Although asthma may be considered part of the “COPD umbrella” of respiratory diseases, patients often forget that it bears the distinction of being nearly always reversible and highly preventable. Additionally, it is a disorder that spares some people for significant periods of time, occasionally without any aggressive management or therapeutic adherence at all, leading patients to believe it will “disappear” if they wish hard enough. But therein lays asthma’s real danger: Wishful thinking leads to neglect, which can be disastrous.
Some people have varying levels of asthma symptoms daily while others are completely normal until they are exposed to their specific physical and psychological triggers. Therefore, the absence of preventive measures in between episodes has become a marked concern in the big picture. The patient with chronic asthma who is unaware and/or uncooperative is just another asthma episode waiting to happen, usually under the worst of circumstances. To paraphrase the often-quoted Murphy’s Law, asthma is likely to exacerbate at the most improbable moment where the least amount of help is available.
Steve Dolan, RRT, offers an interesting point of view on the causation and prevention of asthma episodes because, in addition to being a skilled, highly experienced respiratory therapist, he is asthmatic himself. According to him, adherence is all about consistent control of triggers through avoidance, short- and long-term prescription medications and preventive self-care. He says, in many cases, the real problem is patients’ lack of self-discipline when they’re feeling good; this is when they’re likely not to use their medications as prescribed while exposing themselves to known triggers. They get slap-happy, allowing the triggers like dust mites, seasonal cold, cockroach parts, pet dander, mold, air fresheners and allergic responses to cause inflammation and bronchoconstriction, necessitating emergency action far in excess of what would be needed under a regimen of proper adherence.

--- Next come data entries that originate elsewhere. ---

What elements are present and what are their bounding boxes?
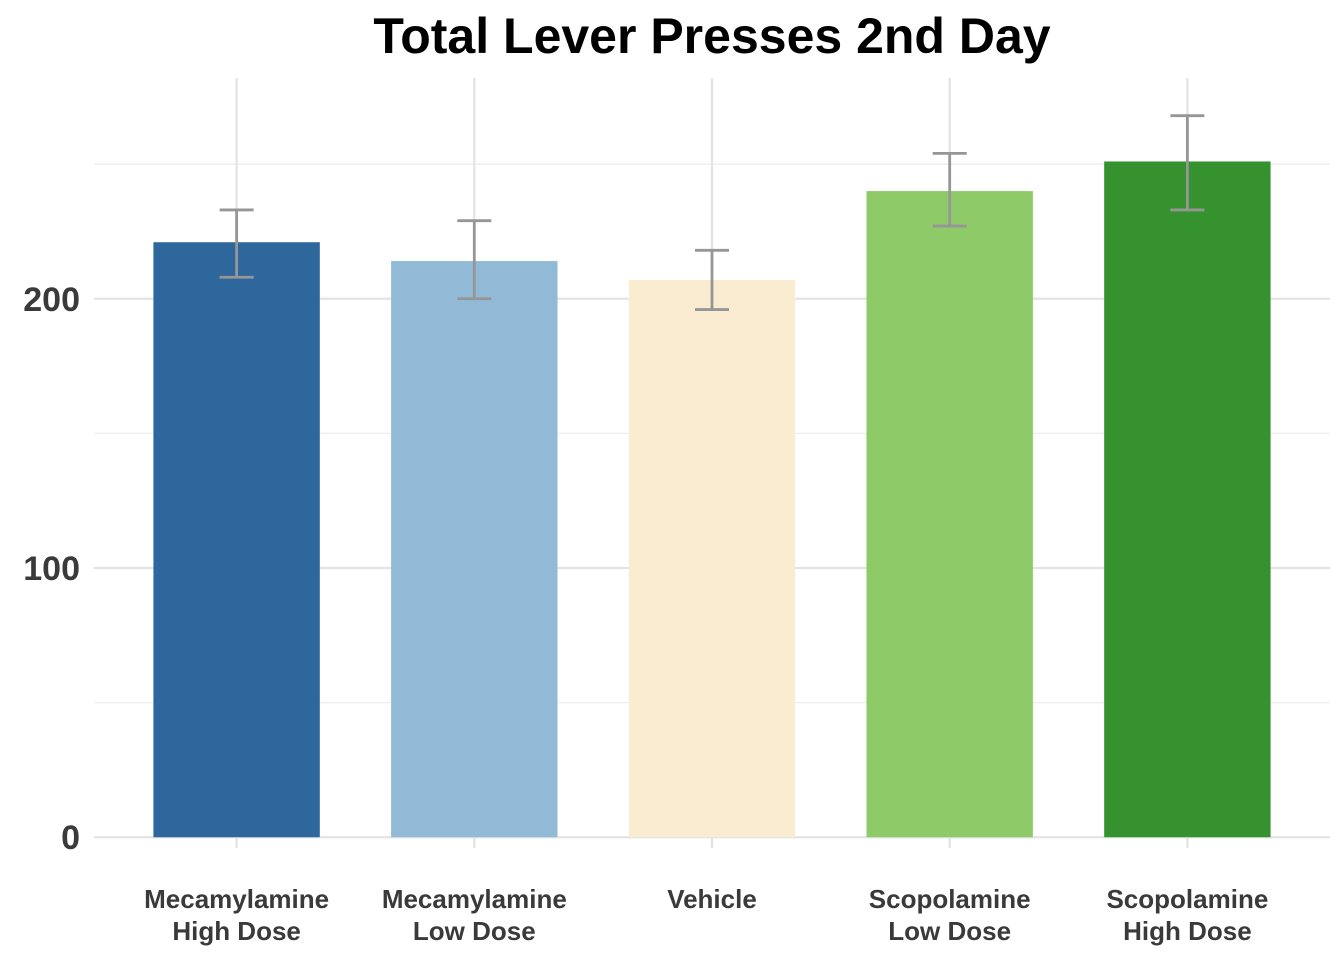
x-tick-label: Scopolamine High Dose	[1106, 884, 1268, 946]
x-tick-label: Mecamylamine High Dose	[144, 884, 329, 946]
x-tick-label: Mecamylamine Low Dose	[382, 884, 567, 946]
x-tick-label-line: Vehicle	[667, 884, 757, 914]
y-tick-label: 100	[23, 550, 80, 588]
error-bar	[932, 151, 967, 228]
x-tick-label-line: Mecamylamine	[144, 884, 329, 914]
bar	[628, 279, 796, 838]
error-bar	[219, 208, 254, 279]
error-bars	[219, 114, 1205, 311]
bar	[153, 242, 320, 838]
error-bar	[695, 248, 729, 311]
x-tick-label-line: Low Dose	[888, 916, 1011, 946]
x-tick-label-line: Scopolamine	[1106, 884, 1268, 914]
bar	[1104, 161, 1271, 838]
error-bar	[1170, 114, 1205, 212]
x-tick-label-line: Scopolamine	[869, 884, 1031, 914]
bar	[391, 261, 558, 838]
y-tick-label: 200	[23, 281, 80, 319]
x-tick-label-line: Mecamylamine	[382, 884, 567, 914]
y-tick-label: 0	[61, 819, 80, 857]
error-bar	[457, 219, 492, 301]
bars	[153, 161, 1271, 838]
chart-title: Total Lever Presses 2nd Day	[373, 8, 1050, 64]
x-tick-label-line: High Dose	[172, 916, 301, 946]
bar	[866, 191, 1033, 838]
x-tick-label: Vehicle	[667, 884, 757, 914]
x-tick-label: Scopolamine Low Dose	[869, 884, 1031, 946]
x-tick-label-line: High Dose	[1123, 916, 1252, 946]
x-tick-label-line: Low Dose	[413, 916, 536, 946]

Some patients may take their medication but don’t follow instructions, creating another kind of adherence problem. “Using an inhaler without a spacer substantially reduces effectiveness because a good portion of the medication is completely wasted,” Dolan says. He feels that true adherence is not only getting the patient to act on their list of do’s and don’ts, but to perform the do’s with maximum efficiency. It is imperative to ensure that a dose is a true dose and not just the act of squeezing off a compromised shot of medicine, he says. “I tell my patients to always use a spacer and then show them exactly how it is done. The difference is huge.”
Dolan’s comments offer a good example of the role clinicians must play in educating and gaining the trust of asthma patients. In short, we can promote adherence by:
• Understanding the positive power of good patient-clinician relationship;
• Promoting an in-depth understanding of asthma, its treatment and prevention;
• Determining a patient’s true attitude and perception of the disease and treatment; and
• Teaching patients to take a daily active part in asthma management.
These four principles are the keys for clinicians to treat and manage asthma, but our knowledge of them is not enough to solve the problem of patient adherence. It has been estimated that adherence could be grossly improved in more than two-thirds of chronic asthma cases, so we must be vigilant in continuously reminding patients of preventive measures and prophylactic care. The likelihood of increased long-term clinical success may be a matter of clinicians participating in prevention in the most aggressive manner that skill and time allows.
Daniel Fardella, RRT, PhD, has been a writer and filmmaker in addition to practicing as a respiratory therapist.